The Science of Discworld IV: Judgement Day
- Authors: Terry Pratchett, Ian Stewart & Jack Cohen
- Cover artist: Paul Kidby
- Language: English
- Series: Discworld 4th science book
- Subject: Evolution theory Scientific theories Characters Unseen University Staff, Marjorie Dawes, Rincewind, Havelock Vetinari Locations Roundworld, Discworld
- Genre: Fantasy
- Published: 2013 (Ebury Press)
- Publication place: United Kingdom
- ISBN: 978-0091949792
- Preceded by: The Science of Discworld III: Darwin's Watch

= The Science of Discworld IV: Judgement Day =

2013 book by Terry Pratchett, Ian Stewart and Jack Cohen

The Science of Discworld IV: Judgement Day is a book set on the Discworld, by Terry Pratchett, Ian Stewart and Jack Cohen. It is the sequel to The Science of Discworld, The Science of Discworld II: The Globe and The Science of Discworld III: Darwin's Watch.

As with the first three volumes, the book alternates between a Discworld story and a serious scientific discussion.

"The Science of Discworld series is arguably unique in style: we call it fact/fantasy fusion. The scenario allows serious discussion of solid, current science, without distorting it into ‘yes, pigs really could fly given GM wings’ or whatever. All three books entered the Sunday Times bestseller lists, and the third made it to number one, so we managed to reach a significantly large audience. Perhaps the most gratifying comment came from a Times reviewer: ‘the hard science is as gripping as the fiction’. Which is just as it should be." (Prof. Ian Stewart)

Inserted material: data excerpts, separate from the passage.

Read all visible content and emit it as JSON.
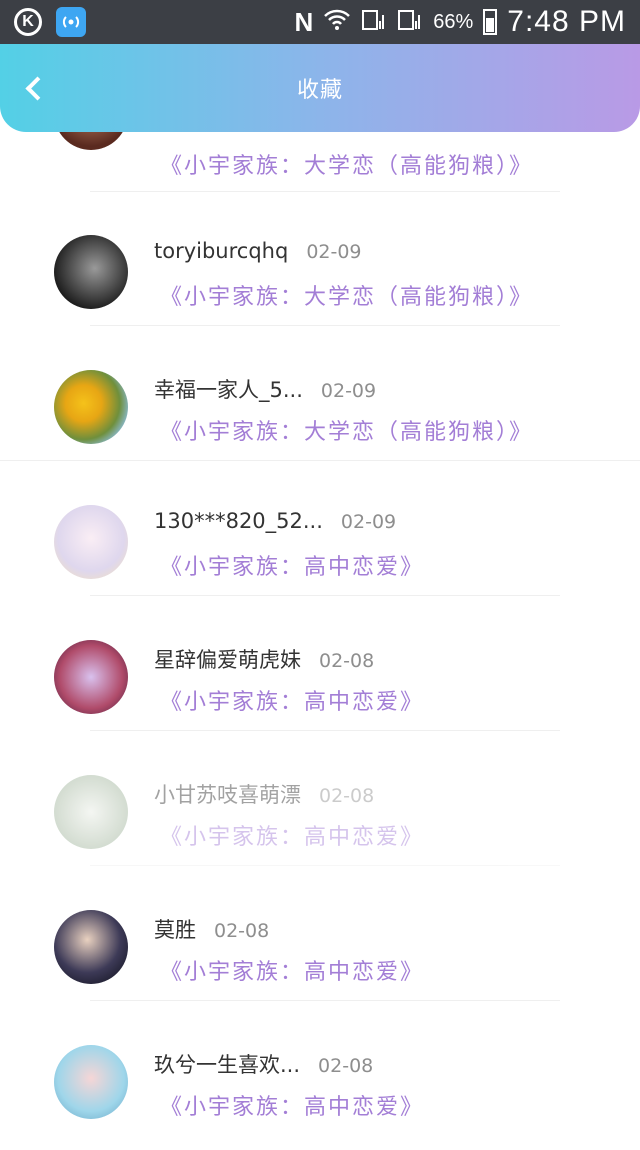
{
  "status_bar": {
    "network_label": "N",
    "battery_percent": "66%",
    "time": "7:48 PM"
  },
  "header": {
    "title": "收藏"
  },
  "list": [
    {
      "name": "",
      "date": "",
      "work": "《小宇家族：大学恋（高能狗粮）》"
    },
    {
      "name": "toryiburcqhq",
      "date": "02-09",
      "work": "《小宇家族：大学恋（高能狗粮）》"
    },
    {
      "name": "幸福一家人_5...",
      "date": "02-09",
      "work": "《小宇家族：大学恋（高能狗粮）》"
    },
    {
      "name": "130***820_52...",
      "date": "02-09",
      "work": "《小宇家族：高中恋爱》"
    },
    {
      "name": "星辞偏爱萌虎妹",
      "date": "02-08",
      "work": "《小宇家族：高中恋爱》"
    },
    {
      "name": "小甘苏吱喜萌漂",
      "date": "02-08",
      "work": "《小宇家族：高中恋爱》"
    },
    {
      "name": "莫胜",
      "date": "02-08",
      "work": "《小宇家族：高中恋爱》"
    },
    {
      "name": "玖兮一生喜欢...",
      "date": "02-08",
      "work": "《小宇家族：高中恋爱》"
    }
  ],
  "colors": {
    "accent": "#a37ed6",
    "header_start": "#53d0e6",
    "header_end": "#b99ae6"
  }
}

The title may sound apocalyptic, but the book does not reflect this. Rather, the Discworld Story details a trial before Lord Vetinari who will pass Judgement. The scientific sections of the book mostly deal with religious beliefs, especially around the creation of the earth and its peoples.

==Plot summary==
In the Discworld story an attempt to perform a magical feat overseen by Ponder Stibbons results in a magical accident which sees the Roundworld librarian, Marjorie Daw, sucked into the Discworld from her library in England. Meanwhile, the High Priests of Omnia (see Small Gods) have declared that, since Omnism has always speculated that the Discworld is, in fact, spherical and Roundworld is, clearly, a spherical world (though one that is currently in a glass container on a small shelf in the Unseen University) it proves that Omnism was always correct and use this as "evidence" that Roundworld should belong to Omnia.

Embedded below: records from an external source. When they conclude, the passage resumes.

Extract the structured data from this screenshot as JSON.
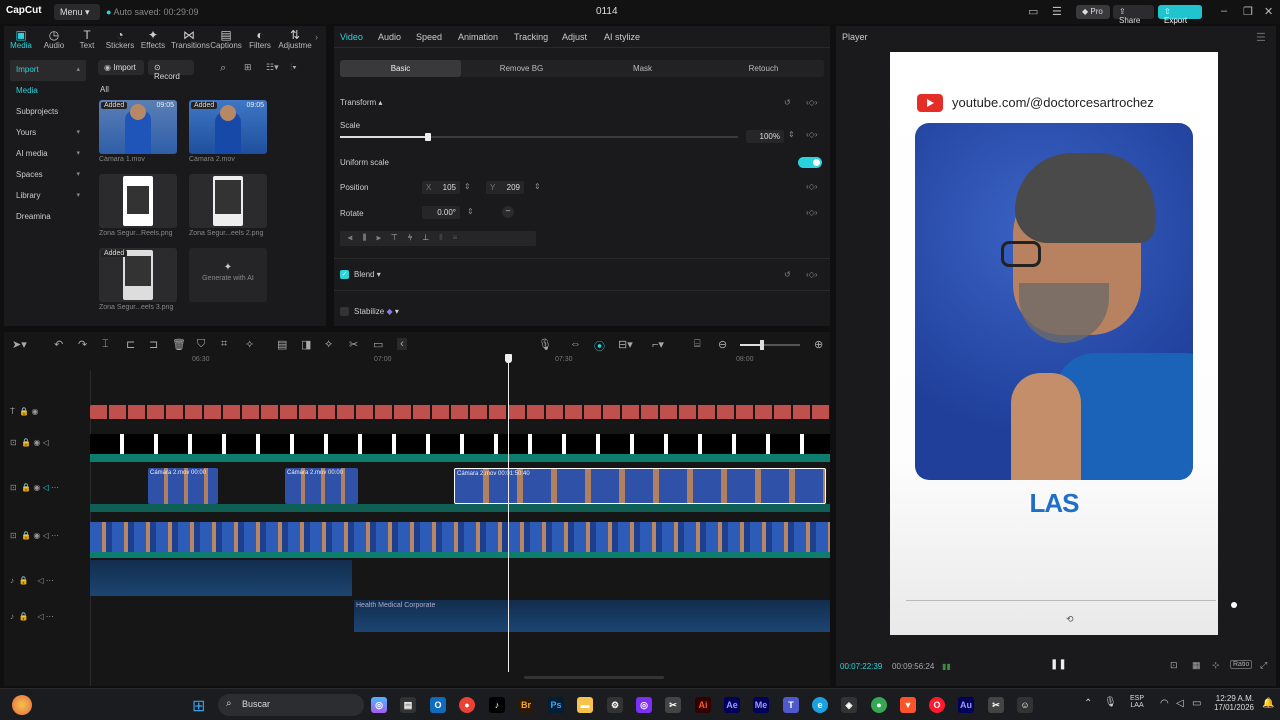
{
  "titlebar": {
    "logo": "CapCut",
    "menu_label": "Menu",
    "autosave": "Auto saved: 00:29:09",
    "title": "0114",
    "pro_label": "Pro",
    "share_label": "Share",
    "export_label": "Export"
  },
  "toolbar_tabs": [
    {
      "label": "Media",
      "icon": "media-icon",
      "active": true
    },
    {
      "label": "Audio",
      "icon": "audio-icon"
    },
    {
      "label": "Text",
      "icon": "text-icon"
    },
    {
      "label": "Stickers",
      "icon": "stickers-icon"
    },
    {
      "label": "Effects",
      "icon": "effects-icon"
    },
    {
      "label": "Transitions",
      "icon": "transitions-icon"
    },
    {
      "label": "Captions",
      "icon": "captions-icon"
    },
    {
      "label": "Filters",
      "icon": "filters-icon"
    },
    {
      "label": "Adjustme",
      "icon": "adjustment-icon"
    }
  ],
  "sidebar": {
    "items": [
      {
        "label": "Import",
        "active": true
      },
      {
        "label": "Media",
        "selected": true
      },
      {
        "label": "Subprojects"
      },
      {
        "label": "Yours"
      },
      {
        "label": "AI media"
      },
      {
        "label": "Spaces"
      },
      {
        "label": "Library"
      },
      {
        "label": "Dreamina"
      }
    ]
  },
  "media": {
    "import_label": "Import",
    "record_label": "Record",
    "filter_label": "All",
    "items": [
      {
        "name": "Cámara 1.mov",
        "duration": "09:05",
        "tag": "Added"
      },
      {
        "name": "Cámara 2.mov",
        "duration": "09:05",
        "tag": "Added"
      },
      {
        "name": "Zona Segur...Reels.png"
      },
      {
        "name": "Zona Segur...eels 2.png"
      },
      {
        "name": "Zona Segur...eels 3.png",
        "tag": "Added"
      }
    ],
    "generate_label": "Generate with AI"
  },
  "props": {
    "tabs": [
      "Video",
      "Audio",
      "Speed",
      "Animation",
      "Tracking",
      "Adjust",
      "AI stylize"
    ],
    "subtabs": [
      "Basic",
      "Remove BG",
      "Mask",
      "Retouch"
    ],
    "transform_label": "Transform",
    "scale_label": "Scale",
    "scale_value": "100%",
    "scale_fraction": 0.22,
    "uniform_label": "Uniform scale",
    "position_label": "Position",
    "pos_x_label": "X",
    "pos_x": "105",
    "pos_y_label": "Y",
    "pos_y": "209",
    "rotate_label": "Rotate",
    "rotate_value": "0.00°",
    "blend_label": "Blend",
    "stabilize_label": "Stabilize"
  },
  "player": {
    "title": "Player",
    "url_text": "youtube.com/@doctorcesartrochez",
    "caption": "LAS",
    "current_time": "00:07:22:39",
    "total_time": "00:09:56:24",
    "ratio_label": "Ratio"
  },
  "timeline": {
    "ruler": [
      "06:30",
      "07:00",
      "07:30",
      "08:00"
    ],
    "clips": [
      {
        "name": "Cámara 2.mov",
        "time": "00:00"
      },
      {
        "name": "Cámara 2.mov",
        "time": "00:00"
      },
      {
        "name": "Cámara 2.mov",
        "time": "00:01:50:40"
      }
    ],
    "audio_clip": "Health Medical Corporate"
  },
  "taskbar": {
    "search": "Buscar",
    "lang": "ESP",
    "lang2": "LAA",
    "time": "12:29 A.M.",
    "date": "17/01/2026"
  },
  "colors": {
    "accent": "#2ad4dc",
    "clip_red": "#c0504d",
    "track_teal": "#0f7c70"
  }
}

The wizards of Unseen University, especially Mustrum Ridcully, The Dean (now Archchancellor of the new Brazeneck University), Ponder Stibbons and The Librarian reject this, since Roundworld was created by accident when the Dean twiddled his fingers in a pile of raw universal firmament some books previously. The arguments are brought before Lord Vetinari to judge, who ultimately decides in favour of the university.

==Ideas and themes==

In the discussion section Cohen and Stewart re-examine the theory of evolution and the changes in the idea over the years. They also explore how scientific theories happen in general, and how they differ from other ways of thinking. They also point out how many religions have created Creation stories (some remarkably similar) and God(s) and how this thinking can be quite introspective suggesting that the existence of the universe is purely for the benefit of human beings as opposed to most scientific belief that the universe would still exist even if human beings did not exist.

== Reception ==
Sandra Scholes reviewed the book for SF Site, concluding that " it is just a chapter driven comedy which has science revealed in it... For anyone into science fiction and science in general, this is the sort of light-hearted book to pick up as it asks (nearly) all of the questions that many want to have answered".

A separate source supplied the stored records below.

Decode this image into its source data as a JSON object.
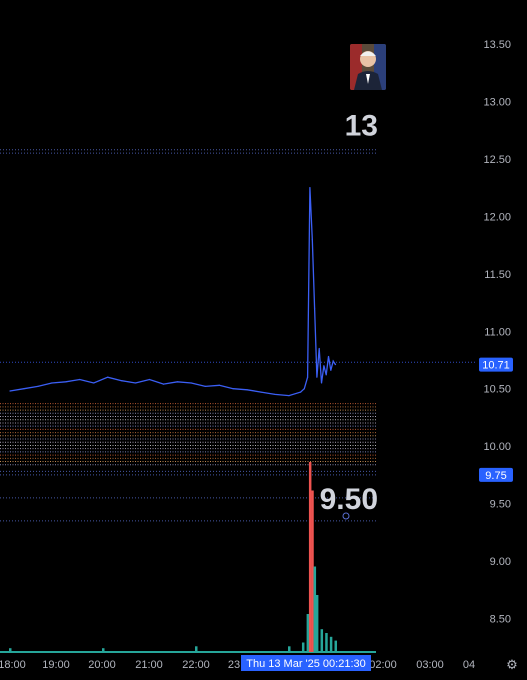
{
  "chart_data": {
    "type": "line",
    "y_ticks": [
      "13.50",
      "13.00",
      "12.50",
      "12.00",
      "11.50",
      "11.00",
      "10.50",
      "10.00",
      "9.50",
      "9.00",
      "8.50"
    ],
    "x_ticks": [
      "18:00",
      "19:00",
      "20:00",
      "21:00",
      "22:00",
      "23",
      "02:00",
      "03:00",
      "04"
    ],
    "ylim": [
      8.2,
      13.7
    ],
    "last_price": "10.71",
    "level_tag": "9.75",
    "crosshair_label": "Thu 13 Mar '25   00:21:30",
    "big_labels": [
      {
        "text": "13",
        "y": 12.8
      },
      {
        "text": "9.50",
        "y": 9.55
      }
    ],
    "level_lines": [
      12.55,
      12.58,
      10.73,
      9.75,
      9.78,
      9.55,
      9.35
    ],
    "band": {
      "from": 9.82,
      "to": 10.37
    },
    "series": [
      {
        "x": [
          18.0,
          18.3,
          18.6,
          18.9,
          19.2,
          19.5,
          19.8,
          20.1,
          20.4,
          20.7,
          21.0,
          21.3,
          21.6,
          21.9,
          22.2,
          22.5,
          22.8,
          23.1,
          23.4,
          23.7,
          24.0,
          24.25,
          24.33,
          24.4,
          24.45,
          24.5,
          24.55,
          24.6,
          24.65,
          24.7,
          24.75,
          24.8,
          24.85,
          24.9,
          24.95,
          25.0
        ],
        "values": [
          10.48,
          10.5,
          10.52,
          10.55,
          10.56,
          10.58,
          10.55,
          10.6,
          10.57,
          10.55,
          10.58,
          10.54,
          10.56,
          10.55,
          10.52,
          10.53,
          10.5,
          10.49,
          10.47,
          10.45,
          10.44,
          10.47,
          10.5,
          10.6,
          12.25,
          11.8,
          11.2,
          10.6,
          10.85,
          10.55,
          10.7,
          10.62,
          10.78,
          10.66,
          10.74,
          10.71
        ]
      }
    ],
    "volume": {
      "x": [
        18.0,
        20.0,
        22.0,
        24.0,
        24.3,
        24.4,
        24.45,
        24.5,
        24.55,
        24.6,
        24.7,
        24.8,
        24.9,
        25.0
      ],
      "values": [
        0.02,
        0.02,
        0.03,
        0.03,
        0.05,
        0.2,
        1.0,
        0.85,
        0.45,
        0.3,
        0.12,
        0.1,
        0.08,
        0.06
      ]
    }
  },
  "colors": {
    "line": "#3b5ff5",
    "tag": "#2962ff",
    "volume": "#26a69a",
    "volume_spike": "#ef5350"
  },
  "settings_icon": "gear-icon",
  "avatar_icon": "portrait-avatar"
}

The reviewer for AudioFile noted that "it's the sounds of absolute glee and discovery, along with charming English accents, that Stevens and Briggs bring to the proceedings that make these books irresistible".

A. S. Byatt reviewed the book for New Statesman, writing that "One of the most pleasing things about Pratchett, Stewart and Cohen’s book is the way the authors demonstrate that we don’t understand even what we think we understand".

In a review for The Sydney Morning Herald, the reviewer called the book a successful continuation of the series.

The book was also reviewed by Duncan Lunan for Interzone.

The book also received a review in Publishers Weekly and the Belfast Telegraph.